Retha Mecikalski, a doctoral student in atmospheric science, won the best student presentation award at the seventh Conference on the Meteorological Applications of Lightning Data during the recent 2015 American Meteorological Society annual meeting in Arizona.
Mecikalski’s talk was about her work relating graupel (frozen water droplets that haven’t grown to the size of hail) and anvil ice in a storm to lightning flash counts and flash sizes, which is preliminary work in a project attempting to estimate lightning flash sizes using storm properties that can be measured by radar and cloud models.
The flash size parameters Mecikalski is developing with radar would be used with cloud models to estimate the amount of nitrogen oxide (NOx) produced naturally by lightning.
The goal is to better understand how much NOx is produced by lightning each year, so air pollution regulators might have a better handle on that natural background amount. Using earlier estimates and models of NOx production, for instance, in an average year lightning over the seven-county Tennessee Valley region of north Alabama might produce somewhere between 900 and 6,000 tons of NOx.

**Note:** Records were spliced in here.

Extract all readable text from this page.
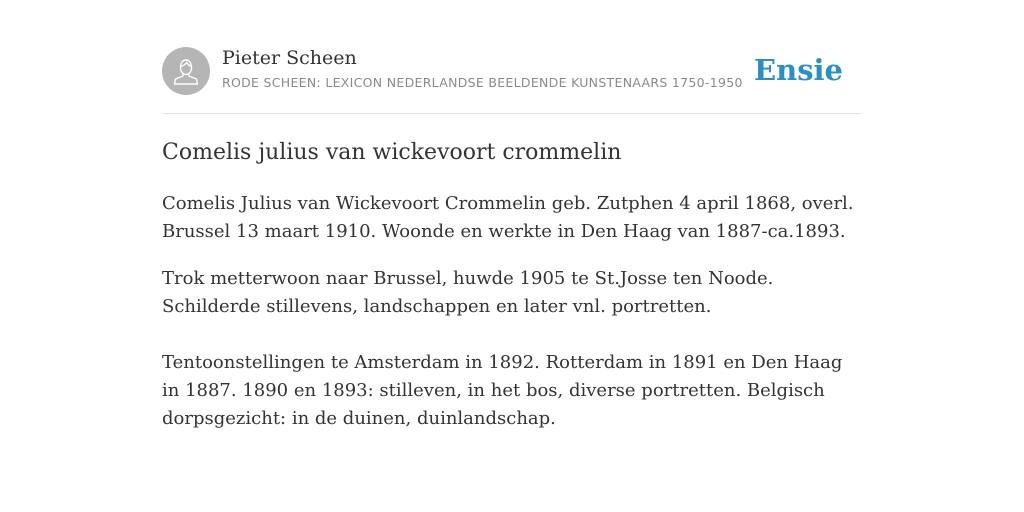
Pieter Scheen
RODE SCHEEN: LEXICON NEDERLANDSE BEELDENDE KUNSTENAARS 1750-1950 Ensie
Comelis julius van wickevoort crommelin

Comelis Julius van Wickevoort Crommelin geb. Zutphen 4 april 1868, overl. Brussel 13 maart 1910. Woonde en werkte in Den Haag van 1887-ca.1893.

Trok metterwoon naar Brussel, huwde 1905 te St.Josse ten Noode. Schilderde stillevens, landschappen en later vnl. portretten.

Tentoonstellingen te Amsterdam in 1892. Rotterdam in 1891 en Den Haag in 1887. 1890 en 1893: stilleven, in het bos, diverse portretten. Belgisch dorpsgezicht: in de duinen, duinlandschap.
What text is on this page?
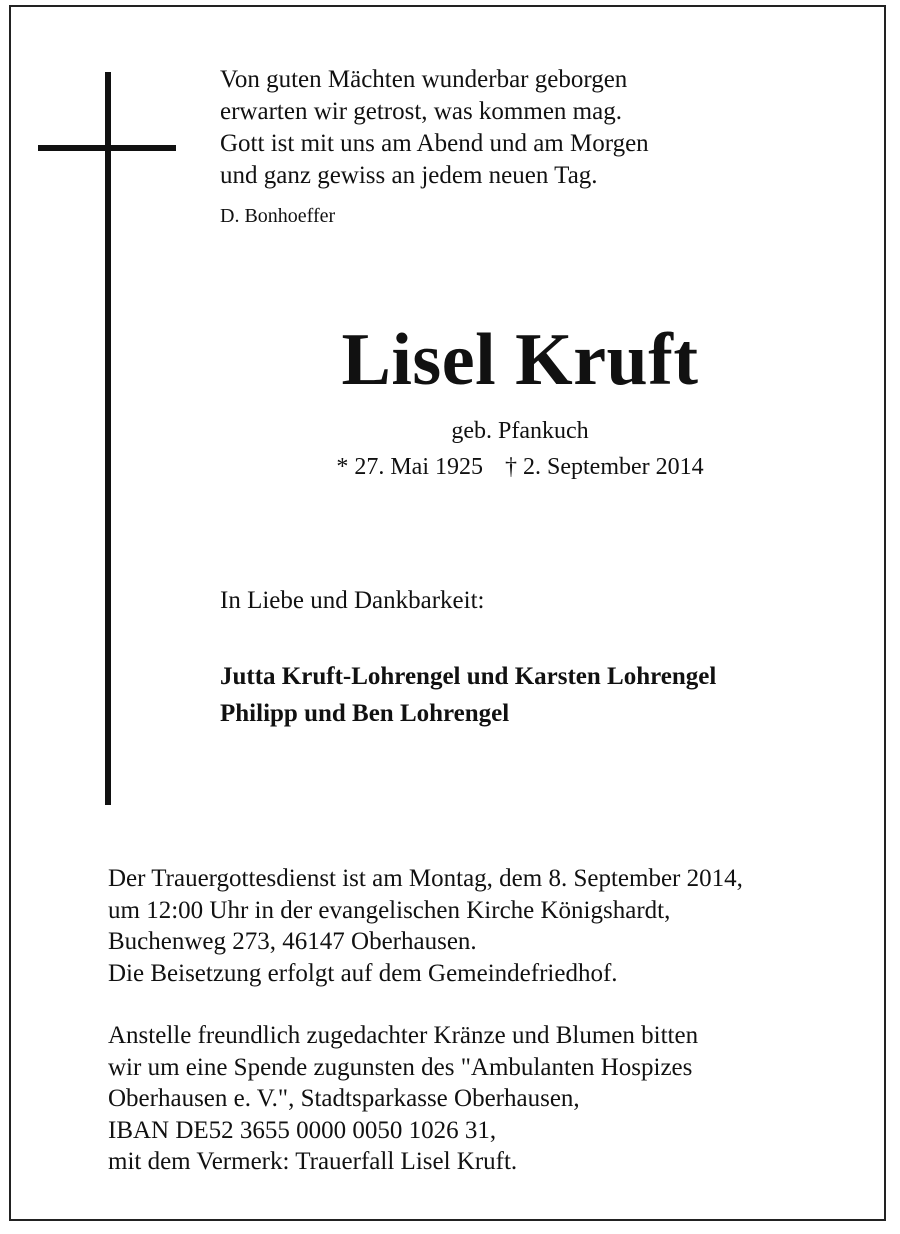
Von guten Mächten wunderbar geborgen
erwarten wir getrost, was kommen mag.
Gott ist mit uns am Abend und am Morgen
und ganz gewiss an jedem neuen Tag.
D. Bonhoeffer
Lisel Kruft
geb. Pfankuch
* 27. Mai 1925 † 2. September 2014
In Liebe und Dankbarkeit:
Jutta Kruft-Lohrengel und Karsten Lohrengel
Philipp und Ben Lohrengel
Der Trauergottesdienst ist am Montag, dem 8. September 2014,
um 12:00 Uhr in der evangelischen Kirche Königshardt,
Buchenweg 273, 46147 Oberhausen.
Die Beisetzung erfolgt auf dem Gemeindefriedhof.
Anstelle freundlich zugedachter Kränze und Blumen bitten
wir um eine Spende zugunsten des "Ambulanten Hospizes
Oberhausen e. V.", Stadtsparkasse Oberhausen,
IBAN DE52 3655 0000 0050 1026 31,
mit dem Vermerk: Trauerfall Lisel Kruft.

Those earlier estimates and models, however, take into account only the number of lightning flashes.
“I’m saying you can’t just go by a count, you also have to look at the size of each flash,” said Mecikalski. “Our hypothesis is that size does matter, that larger flashes do produce larger amounts of NOx than smaller flashes.”
Her work with UAH’s Dr. Larry Carey uses data from both weather radar and the North Alabama Lightning Mapping Array, which maps the locations and flash lengths of lightning flashes within about 100 miles of north Alabama.
Also produced by burning fossil fuels, NOx is one of the building blocks in the chemical chain reaction that produces ozone. A greenhouse gas, ozone in the lower atmosphere is a serious air pollutant that also damages both animal and plant tissue.